The people I knew from northern Europe when I was growing up in Australia always fed the children first, at 4:30 to 5:30, then the parents would eat after the kids had gone to bed (9pm or so). This was the case for the families I knew from Germany, Netherlands, Scandinavian countries and Finland, and who had a parent at home after school. I always thought it was odd as the Australian families, even those with a parent home after school, didn't eat until 7 or 8 and would always eat together.
posted by goo at 12:40 AM on November 23, 2013 [1 favorite]

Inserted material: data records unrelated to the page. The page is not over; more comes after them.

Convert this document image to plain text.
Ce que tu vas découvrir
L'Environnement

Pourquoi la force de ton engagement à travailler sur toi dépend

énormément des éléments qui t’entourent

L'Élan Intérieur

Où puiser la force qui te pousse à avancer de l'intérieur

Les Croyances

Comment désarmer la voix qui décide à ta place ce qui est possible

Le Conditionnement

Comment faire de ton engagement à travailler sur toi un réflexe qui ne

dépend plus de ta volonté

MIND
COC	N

Ireland: three meals a day much like the US, except the last meal will generally be 6 or 7 PM, so earlier than it is in the continent. Like our British friends, we are fans of elevenses and there's usually a 3 PM cuppa and biccie in there as well. This is generally not called tea.

Confusingly, "tea" is a term in common use for "dinner" or "supper" as in "We're having steak for tea" but let's not even go there...
posted by DarlingBri at 10:39 AM on November 23, 2013 [2 favorites]

We went to Italy for our honeymoon in 2003. One night we were going into restaurants around 9pm. I got the same sort of vibe that I used to get going to restaurants here in the US with my grandparents at 4:30pm. The restaurants were just opening, and no one else was there yet.
posted by Anne Neville at 9:44 PM on November 23, 2013

North American who has lived in Argentina and Spain. Can mostly speak to Argentina. Light breakfast of toast or other baked goods before work. For me 8:30ish.

Lunch at 2PM.

Merianda, kinda like tea time around 6PM. Coffee and pastry.

9pm, yanqui hour. Dinner for me, but for others 10PM-12AM dinner.

I remember once going to bed at midnight in my apartment and the family downstairs was just having dinner with their young kids.

I'm now in Colorado and not going to eat until 9:30 tonight. People think it's odd. I like it.